ABSTRACT: Snedden, et al.

Authors:
John W. Snedden1, William E. Galloway1, Patricia Ganey-Curry1, and Mike D. Blum2
1Institute for Geophysics, J. J. Pickle Research Campus, Bldg. 196, 10100 Burnet Rd., Austin, Texas 78758–4445
2Department of Geology, University of Kansas, 1475 Jayhawk Blvd., Rm. 120, Lawrence, Kansas 66045–7594

The Geologic History of Submarine Fans in the Deepwater Gulf of Mexico: Mesozoic to Modern

Session:
GCAGS Education/Leadership Forum 2.0: Foundational Talks for the Gulf of Mexico I (GRBCC, General Assembly Area A)
Tuesday, September 22, 2015, 11:00 am

Abstract:
Submarine fans are among the most important reservoirs in the prolific Gulf of Mexico Basin and are known from industry drilling and seismic data to be contained within strata extending from the Mesozoic to modern. However, little has been published on how these systems evolve over this time frame, responding to extra-basinal factors like tectonics, climate, sediment discharge, etc. A comparison of Mesozoic age submarine fans with those of the most important Cenozoic fans in the Gulf reveals important new insights into the basin formation and evolution.

We interpret the newly formed basin, just after termination of Callovian salt deposition, to be rather shallow but not entirely terrestrial. The initial middle-Jurassic low-dipping ramp from land to sea transitioned into a shelf-slope-basinal profile, with sea floor spreading ranging in age from Kimmeridgian to Berriasian. This in turn provided impetus for development of the earliest poorly organized submarine aprons in the late Jurassic and early Cretaceous. These eventually evolved into submarine fans but their sizes were constrained by rather short river lengths until reorganization of North American drainage systems in the mid-Cretaceous. Mapping major sand-prone fairways reveal that most of the Mesozoic slope and basin systems were fed by eastern North American source terrains. Siliciclastic delivery into the basin was also hampered by reef blocking, as large rimmed shelf reef systems of Barremanian to Albian age restricted sediment bypass to a few discrete basin entry points.

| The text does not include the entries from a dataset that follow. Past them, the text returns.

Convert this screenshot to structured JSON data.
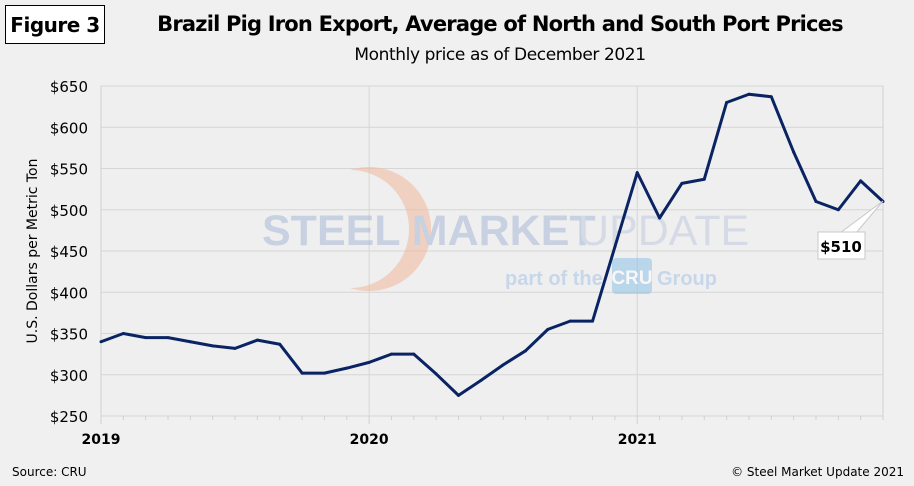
{
  "figure_label": "Figure 3",
  "footer": {
    "source": "Source: CRU",
    "copyright": "© Steel Market Update 2021"
  },
  "watermark": {
    "line1a": "STEEL MARKET",
    "line1b": "UPDATE",
    "line2a": "part of the",
    "line2b": "CRU",
    "line2c": "Group"
  },
  "chart_data": {
    "type": "line",
    "title": "Brazil Pig Iron Export, Average of North and South Port Prices",
    "subtitle": "Monthly price as of December  2021",
    "ylabel": "U.S. Dollars per Metric Ton",
    "xlabel": "",
    "ylim": [
      250,
      650
    ],
    "yticks": [
      "$250",
      "$300",
      "$350",
      "$400",
      "$450",
      "$500",
      "$550",
      "$600",
      "$650"
    ],
    "xticks": [
      "2019",
      "2020",
      "2021"
    ],
    "grid": true,
    "line_color": "#0a2463",
    "x": [
      "2019-01",
      "2019-02",
      "2019-03",
      "2019-04",
      "2019-05",
      "2019-06",
      "2019-07",
      "2019-08",
      "2019-09",
      "2019-10",
      "2019-11",
      "2019-12",
      "2020-01",
      "2020-02",
      "2020-03",
      "2020-04",
      "2020-05",
      "2020-06",
      "2020-07",
      "2020-08",
      "2020-09",
      "2020-10",
      "2020-11",
      "2020-12",
      "2021-01",
      "2021-02",
      "2021-03",
      "2021-04",
      "2021-05",
      "2021-06",
      "2021-07",
      "2021-08",
      "2021-09",
      "2021-10",
      "2021-11",
      "2021-12"
    ],
    "values": [
      340,
      350,
      345,
      345,
      340,
      335,
      332,
      342,
      337,
      302,
      302,
      308,
      315,
      325,
      325,
      301,
      275,
      293,
      312,
      329,
      355,
      365,
      365,
      455,
      545,
      490,
      532,
      537,
      630,
      640,
      637,
      570,
      510,
      500,
      535,
      510
    ],
    "annotation": "$510"
  }
}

The dramatic drainage reorganization in the Cenomanian ushered in the first of the large and extensive submarine fan systems, known from exploration wildcats to have extended nearly 500 km from the coeval shelf edge. Deep crustal tectonic events likely played a role in both drainage re-routing but also allowed siliciclastic systems to surmount the rimmed shelf reef systems and develop shelf-edge/slope-basin pathways over broad fairways. The Cenomanian fan systems look more like Cenozoic fan successors, with long run-outs, variable sediment gravity flow products, and tendency to respond to the para-autochthonous salt seascape and developing primary basins. The alteration of the seascape caused by the Chicxulub impact event subsequently altered deepwater transport pathways in some areas. But this event did set the stage for Paleogene and later fans that responded to continental scale drainage networks developed with the Laramide orogeny. Subsequent evolution of these fans was modulated by salt tectonics, climate-related sediment discharge variations, volcanism, and eventually the Neogene ice sheets.